The GHSA did not cite any complaints from specific transgender athletes who threatened the balance of the competition. It does not track the participation of transgender students. Hines said he was only anecdotally aware of a few transgender athletes competing in men’s cross country.

The most well-known protest in high school sports nationwide occurred in 2018, when two transgender girls won or placed second in events at a track meet in the state of Connecticut. . Three girls who finished behind them sued the Connecticut policy. The lawsuit was ultimately dismissed. In Tennessee, a lawsuit is underway after a transgender boy was denied the opportunity to play for his school’s golf team due to a state law passed last year.

In March, University of Pennsylvania swimmer Lia Thomas, a transgender woman, won a national title at the NCAA Division I Swimming and Diving Championships held at Georgia Tech. Thomas won the 500 yard freestyle for the distinction of the first transgender athlete to win a national championship. Thomas also tied for fifth in the 200-yard freestyle and eighth in the 100-yard freestyle.

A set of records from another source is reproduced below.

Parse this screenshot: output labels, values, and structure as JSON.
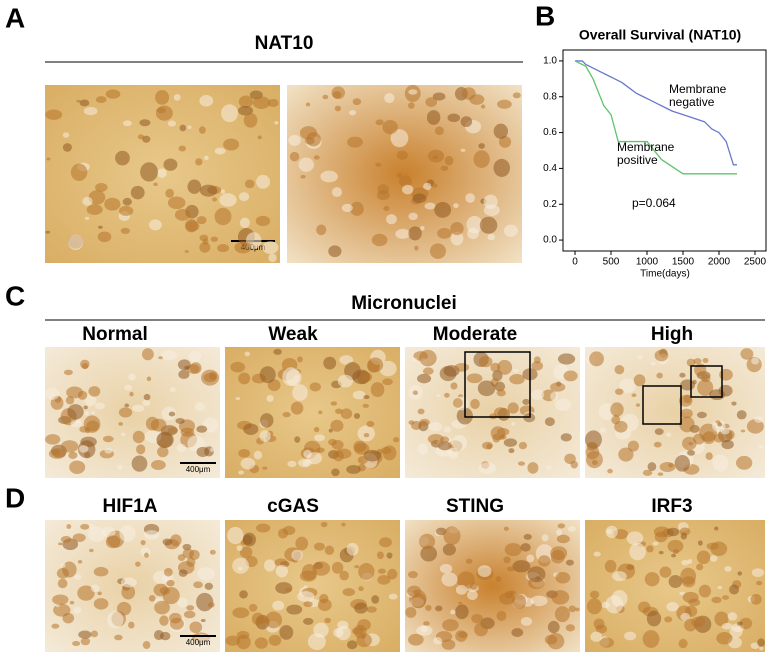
{
  "panels": {
    "A": {
      "letter": "A",
      "title": "NAT10",
      "scale_bar": "400μm"
    },
    "B": {
      "letter": "B"
    },
    "C": {
      "letter": "C",
      "title": "Micronuclei",
      "labels": [
        "Normal",
        "Weak",
        "Moderate",
        "High"
      ],
      "scale_bar": "400μm"
    },
    "D": {
      "letter": "D",
      "labels": [
        "HIF1A",
        "cGAS",
        "STING",
        "IRF3"
      ],
      "scale_bar": "400μm"
    }
  },
  "chart_data": {
    "type": "line",
    "title": "Overall Survival (NAT10)",
    "x_label": "Time(days)",
    "xlim": [
      -167,
      2653
    ],
    "ylim": [
      -0.061,
      1.061
    ],
    "xticks": [
      0,
      500,
      1000,
      1500,
      2000,
      2500
    ],
    "yticks": [
      {
        "value": 0,
        "label": "0.0"
      },
      0.2,
      0.4,
      0.6,
      0.8,
      {
        "value": 1,
        "label": "1.0"
      }
    ],
    "series": [
      {
        "color": "#6a78d0",
        "x": [
          0,
          100,
          150,
          250,
          350,
          450,
          550,
          650,
          750,
          850,
          950,
          1050,
          1150,
          1250,
          1350,
          1500,
          1650,
          1800,
          1900,
          2000,
          2100,
          2200,
          2250
        ],
        "values": [
          1.0,
          1.0,
          0.98,
          0.96,
          0.94,
          0.92,
          0.9,
          0.88,
          0.85,
          0.82,
          0.8,
          0.78,
          0.76,
          0.74,
          0.72,
          0.7,
          0.68,
          0.66,
          0.62,
          0.6,
          0.55,
          0.42,
          0.42
        ]
      },
      {
        "color": "#5fc46a",
        "x": [
          0,
          150,
          250,
          300,
          350,
          400,
          500,
          600,
          1000,
          1100,
          1200,
          1500,
          2250
        ],
        "values": [
          1.0,
          0.97,
          0.9,
          0.85,
          0.8,
          0.75,
          0.7,
          0.55,
          0.55,
          0.5,
          0.45,
          0.37,
          0.37
        ]
      }
    ],
    "annotations": [
      "Membrane",
      "negative",
      "Membrane",
      "positive",
      "p=0.064"
    ]
  }
}
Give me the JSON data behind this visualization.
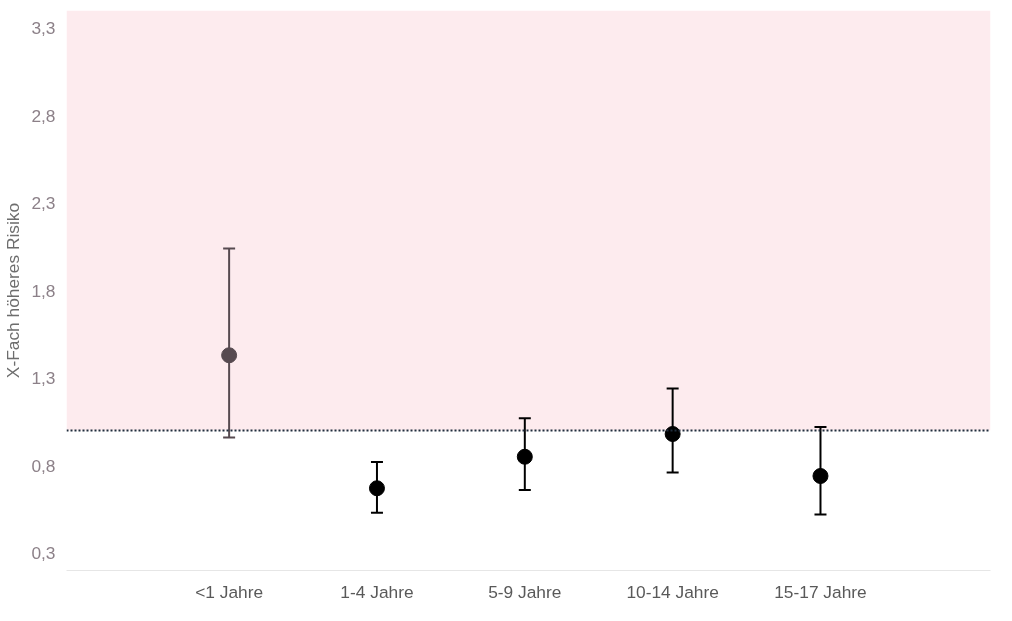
{
  "chart_data": {
    "type": "scatter",
    "ylabel": "X-Fach höheres Risiko",
    "categories": [
      "<1 Jahre",
      "1-4 Jahre",
      "5-9 Jahre",
      "10-14 Jahre",
      "15-17 Jahre"
    ],
    "values": [
      1.43,
      0.67,
      0.85,
      0.98,
      0.74
    ],
    "colors": [
      "#574a50",
      "#000000",
      "#000000",
      "#000000",
      "#000000"
    ],
    "errors": [
      [
        0.96,
        2.04
      ],
      [
        0.53,
        0.82
      ],
      [
        0.66,
        1.07
      ],
      [
        0.76,
        1.24
      ],
      [
        0.52,
        1.02
      ]
    ],
    "ylim": [
      0.2,
      3.4
    ],
    "yticks": [
      {
        "value": 0.3,
        "label": "0,3"
      },
      {
        "value": 0.8,
        "label": "0,8"
      },
      {
        "value": 1.3,
        "label": "1,3"
      },
      {
        "value": 1.8,
        "label": "1,8"
      },
      {
        "value": 2.3,
        "label": "2,3"
      },
      {
        "value": 2.8,
        "label": "2,8"
      },
      {
        "value": 3.3,
        "label": "3,3"
      }
    ],
    "ref_lines": [
      {
        "axis": "y",
        "value": 1.0,
        "color": "#1f2d3d",
        "line_style": "dotted"
      }
    ],
    "bands": [
      {
        "axis": "y",
        "from": 1.0,
        "to": 3.4,
        "color": "#fdebee"
      }
    ],
    "marker": "circle"
  }
}
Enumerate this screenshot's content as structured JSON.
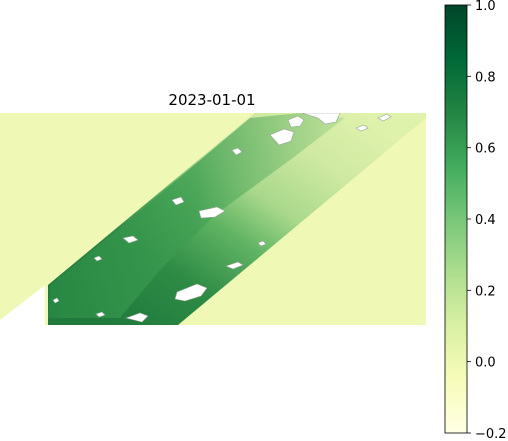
{
  "chart_data": {
    "type": "heatmap",
    "title": "2023-01-01",
    "xlabel": "",
    "ylabel": "",
    "axes_visible": false,
    "colormap": "YlGn",
    "colorbar": {
      "vmin": -0.2,
      "vmax": 1.0,
      "ticks": [
        -0.2,
        0.0,
        0.2,
        0.4,
        0.6,
        0.8,
        1.0
      ],
      "tick_labels": [
        "−0.2",
        "0.0",
        "0.2",
        "0.4",
        "0.6",
        "0.8",
        "1.0"
      ],
      "placement": "right"
    },
    "fill_value": 0.0,
    "nodata_color": "#ffffff",
    "regions": [
      {
        "name": "",
        "description": "",
        "mean_value": 0.55
      }
    ]
  }
}
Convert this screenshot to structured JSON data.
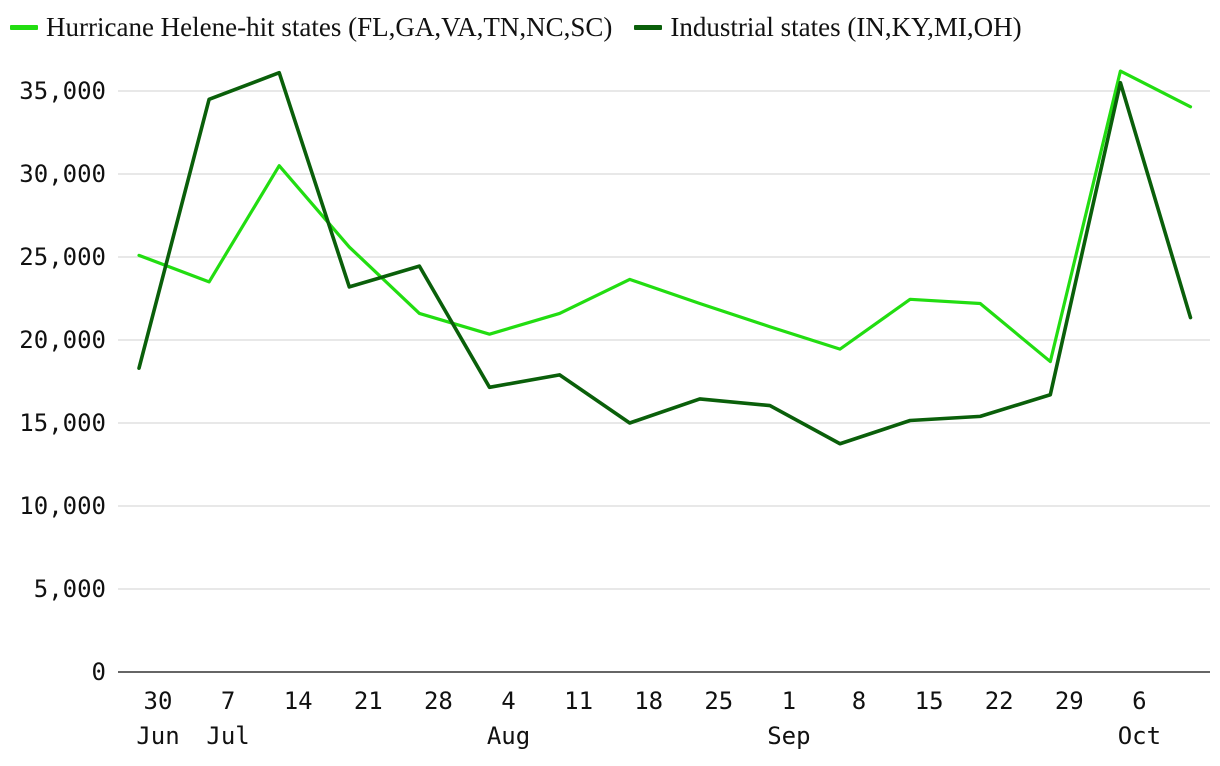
{
  "chart_data": {
    "type": "line",
    "title": "",
    "xlabel": "",
    "ylabel": "",
    "x": [
      "2024-06-30",
      "2024-07-07",
      "2024-07-14",
      "2024-07-21",
      "2024-07-28",
      "2024-08-04",
      "2024-08-11",
      "2024-08-18",
      "2024-08-25",
      "2024-09-01",
      "2024-09-08",
      "2024-09-15",
      "2024-09-22",
      "2024-09-29",
      "2024-10-06",
      "2024-10-13"
    ],
    "x_tick_labels": [
      "30",
      "7",
      "14",
      "21",
      "28",
      "4",
      "11",
      "18",
      "25",
      "1",
      "8",
      "15",
      "22",
      "29",
      "6"
    ],
    "x_month_labels": [
      {
        "label": "Jun",
        "at": 0
      },
      {
        "label": "Jul",
        "at": 1
      },
      {
        "label": "Aug",
        "at": 5
      },
      {
        "label": "Sep",
        "at": 9
      },
      {
        "label": "Oct",
        "at": 14
      }
    ],
    "ylim": [
      0,
      37000
    ],
    "y_ticks": [
      0,
      5000,
      10000,
      15000,
      20000,
      25000,
      30000,
      35000
    ],
    "y_tick_labels": [
      "0",
      "5,000",
      "10,000",
      "15,000",
      "20,000",
      "25,000",
      "30,000",
      "35,000"
    ],
    "grid": true,
    "legend_position": "top-left",
    "series": [
      {
        "name": "Hurricane Helene-hit states (FL,GA,VA,TN,NC,SC)",
        "color": "#22dd11",
        "values": [
          25100,
          23500,
          30500,
          25600,
          21600,
          20350,
          21600,
          23650,
          22200,
          20800,
          19450,
          22450,
          22200,
          18700,
          36200,
          34050
        ]
      },
      {
        "name": "Industrial states (IN,KY,MI,OH)",
        "color": "#0a5f0a",
        "values": [
          18300,
          34500,
          36100,
          23200,
          24450,
          17150,
          17900,
          15000,
          16450,
          16050,
          13750,
          15150,
          15400,
          16700,
          35500,
          21350
        ]
      }
    ]
  }
}
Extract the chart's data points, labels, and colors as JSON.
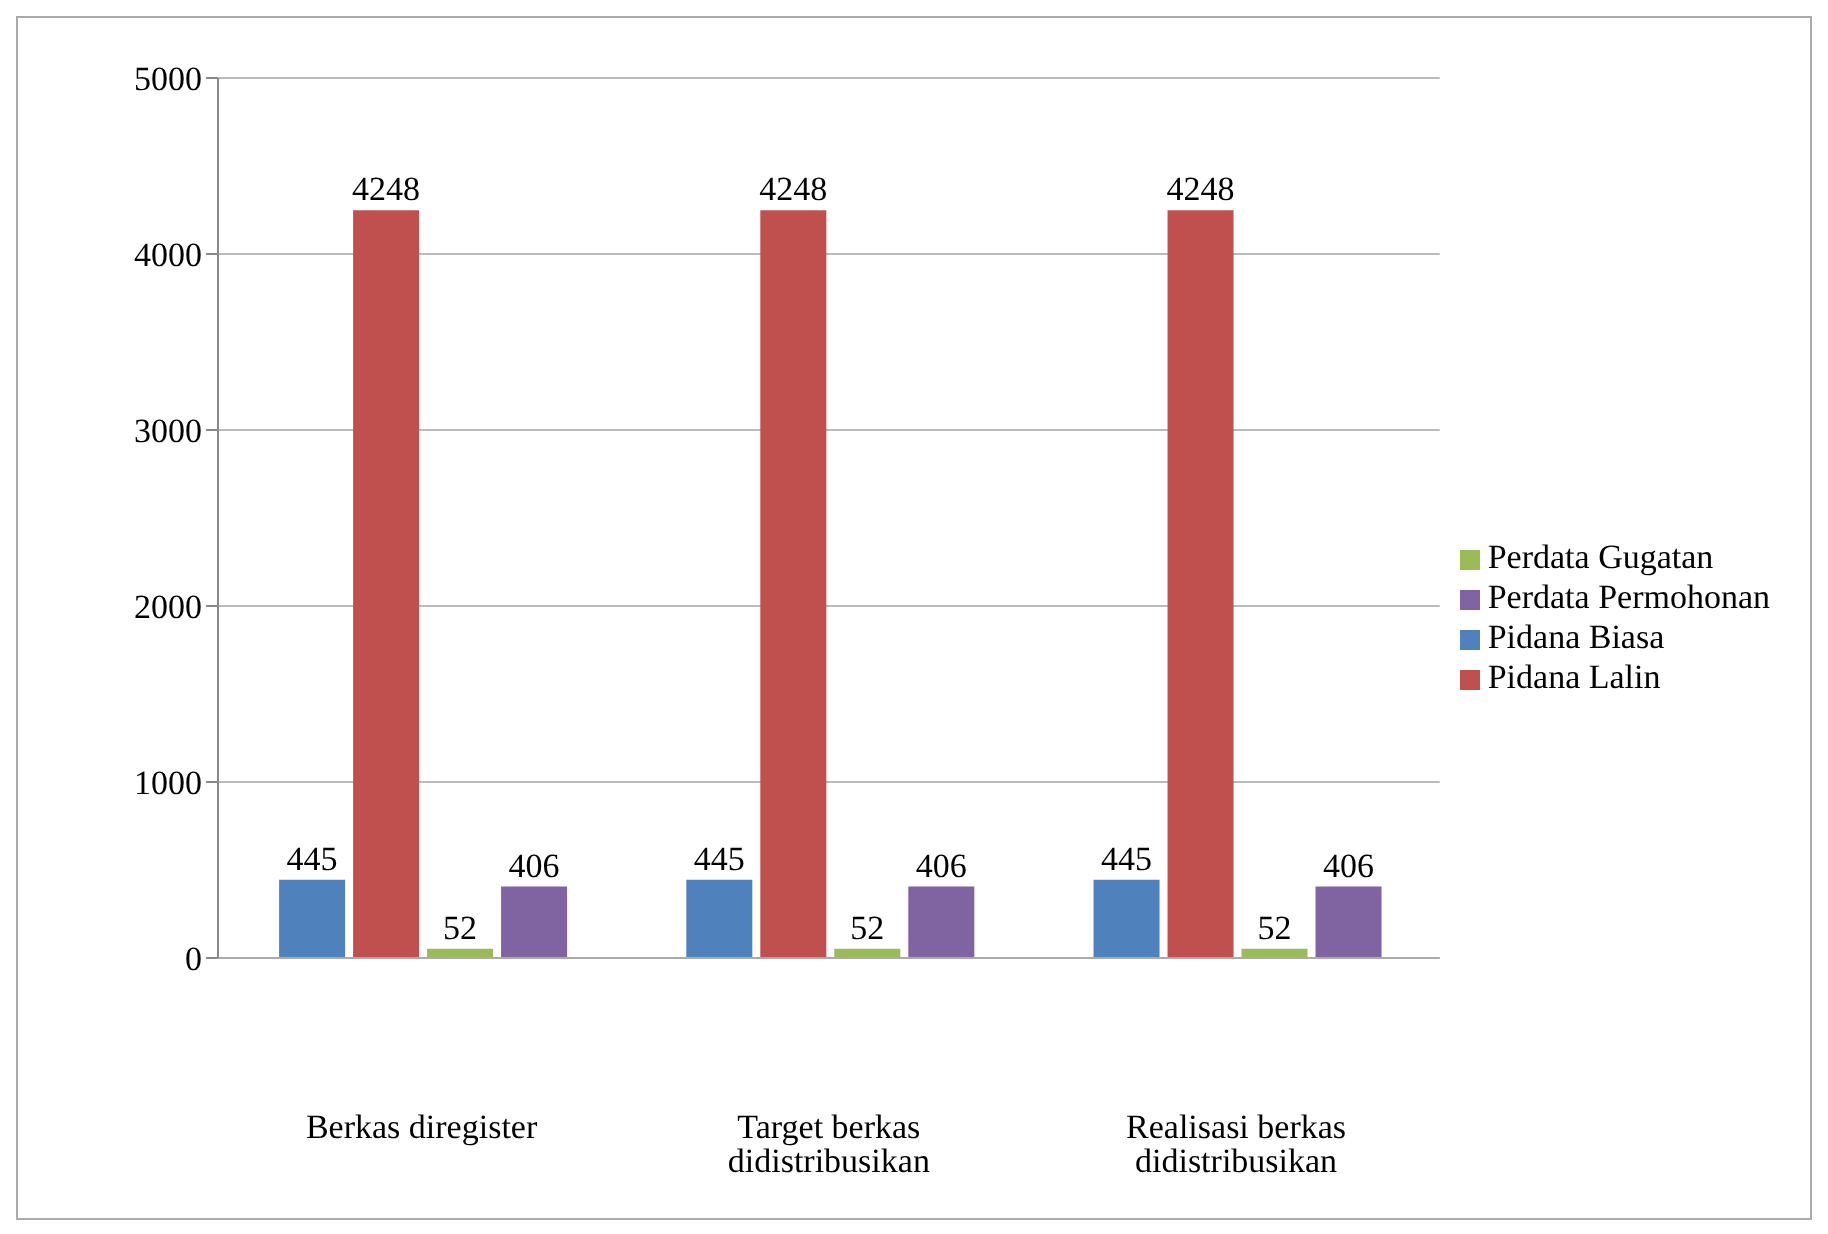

Georgia Senate President Pro Tem Butch Miller, a Republican from Gainesville, was among the leading proponents of “divisive concepts” legislation controlling how race is discussed in classrooms and the amendment transgender who was added to it. Miller, who is running for lieutenant governor, applauded the GHSA’s decision, saying it was needed in high schools because of “what’s going on at the college level” with transgender athletes. “It’s called women’s sport for a reason,” he said. “It’s for the girls.”

Democrats have criticized these GOP bills as a way to energize their base in this year’s election. They also criticized what they described as Kemp’s “ruthless campaign against transgender children” amid growing violence against them and a rising suicide rate.

“Brian Kemp’s use of state-sanctioned intimidation of Georgia’s trans youth as a campaign strategy is unconscionable,” Max Flugrath, spokesman for the state Democratic Party, said in a statement.

Civil rights organization Human Rights Campaign (HRC) also denounced the GHSA vote.

“This unnecessary pressure to discriminate against transgender student-athletes, which appears to have culminated today, deepens Georgia’s troubling record on these issues and unnecessarily harms an already vulnerable population,” said the director of the Georgia State HRC Dewayne Johnson in a statement. “The legislative session was about to adjourn last month when Governor Kemp put his thumb on the scales to bring this topic back on the agenda. Now, the Georgia High School Association has followed their lead in enacting this ban, and Georgia’s transgender students will be the ones to suffer. This is a parody and should be reversed.